John Keats's "Ode to a Nightingale" presents the general idea of the conflicted nature of life: pain/joy, pleasure/numbness, life/death, mortal/immortal, real/ideal.
The nightingale acts almost as a muse for the poet's reflections as he moves from his initial response to the song of the nightingale to the poet's distancing of himself from the bird in the final stanza.
For instance, in Stanza I the poet, whose
heart aches and a drowsy numbness pains/My sense, as though of hemlock
is touched by the bird's song, causing him to wish that he could reach a state of numb astraction with the bird and
,,,leave the world unseen, And with thee fade away into the forest dim
by becoming numb through drinking "a beaker full of the warm South."
As a transition into the next stanza, Keats repeats the word fade; however, fade moves into dissolve as Keats contemplates death, not just a numbness to pain as he moves to Stanza IV in which he tells the "darkling" that he has been
half in love with easeful Death," and "Now more than ever it seems rich to die,/To cease upon the midnight with no pain,/while thou art pouring forth thy sould aborad/In such an ectasy!

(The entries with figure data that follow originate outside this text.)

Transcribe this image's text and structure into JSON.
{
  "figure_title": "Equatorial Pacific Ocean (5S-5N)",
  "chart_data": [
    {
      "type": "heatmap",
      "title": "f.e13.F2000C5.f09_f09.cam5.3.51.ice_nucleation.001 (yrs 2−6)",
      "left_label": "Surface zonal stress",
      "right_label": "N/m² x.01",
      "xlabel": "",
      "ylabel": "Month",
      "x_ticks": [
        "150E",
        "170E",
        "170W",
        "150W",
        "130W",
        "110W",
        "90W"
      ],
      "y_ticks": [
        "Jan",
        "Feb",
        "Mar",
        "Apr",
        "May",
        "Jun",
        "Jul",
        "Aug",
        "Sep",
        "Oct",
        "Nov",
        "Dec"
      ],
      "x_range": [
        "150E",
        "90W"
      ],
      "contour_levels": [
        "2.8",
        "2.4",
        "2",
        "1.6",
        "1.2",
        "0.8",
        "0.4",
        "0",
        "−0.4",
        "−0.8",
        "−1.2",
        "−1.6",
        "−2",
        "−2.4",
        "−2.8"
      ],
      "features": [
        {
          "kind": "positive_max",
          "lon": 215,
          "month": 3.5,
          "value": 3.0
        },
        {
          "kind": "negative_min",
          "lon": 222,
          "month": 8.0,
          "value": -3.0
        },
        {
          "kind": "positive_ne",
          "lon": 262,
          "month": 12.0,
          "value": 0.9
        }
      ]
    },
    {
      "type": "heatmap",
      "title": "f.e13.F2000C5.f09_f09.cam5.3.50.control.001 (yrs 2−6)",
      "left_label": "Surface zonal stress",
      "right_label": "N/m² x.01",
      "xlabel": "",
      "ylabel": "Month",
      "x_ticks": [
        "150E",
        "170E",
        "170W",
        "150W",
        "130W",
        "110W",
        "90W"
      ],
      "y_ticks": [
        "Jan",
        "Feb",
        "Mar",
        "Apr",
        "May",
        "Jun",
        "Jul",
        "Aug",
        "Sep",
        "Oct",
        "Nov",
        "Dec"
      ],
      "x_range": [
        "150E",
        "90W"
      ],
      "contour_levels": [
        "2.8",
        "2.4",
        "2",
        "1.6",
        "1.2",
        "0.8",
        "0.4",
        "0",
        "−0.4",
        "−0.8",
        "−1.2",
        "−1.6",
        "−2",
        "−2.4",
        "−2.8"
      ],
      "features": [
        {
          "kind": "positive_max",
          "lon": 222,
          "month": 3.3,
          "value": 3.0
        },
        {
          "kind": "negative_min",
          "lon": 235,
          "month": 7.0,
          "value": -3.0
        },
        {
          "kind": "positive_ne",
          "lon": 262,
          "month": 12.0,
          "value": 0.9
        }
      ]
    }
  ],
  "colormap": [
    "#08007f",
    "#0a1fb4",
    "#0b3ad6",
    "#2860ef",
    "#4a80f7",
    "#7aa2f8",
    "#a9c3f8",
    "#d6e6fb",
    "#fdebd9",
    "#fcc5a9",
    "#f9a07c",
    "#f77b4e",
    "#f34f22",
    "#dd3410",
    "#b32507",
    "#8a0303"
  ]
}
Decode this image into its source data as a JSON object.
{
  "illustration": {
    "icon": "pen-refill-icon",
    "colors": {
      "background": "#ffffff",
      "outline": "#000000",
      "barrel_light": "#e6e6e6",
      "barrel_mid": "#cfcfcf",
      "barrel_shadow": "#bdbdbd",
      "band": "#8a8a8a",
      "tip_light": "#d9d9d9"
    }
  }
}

Here Keats separates himself from the nightingale as he realizes that the "immortal Bird" is not meant for death: There is a continuum for it as the "self-same song" has been heard by Ruth and others of the ages. He bids "Adieu!" to the bird as is "tolled" by the song back to his "sole self" and reminded of his mortality. With all these conflicting musings, Keats wonders in the last line of the ode if his thoughts are merely illusionary, "a waking dream."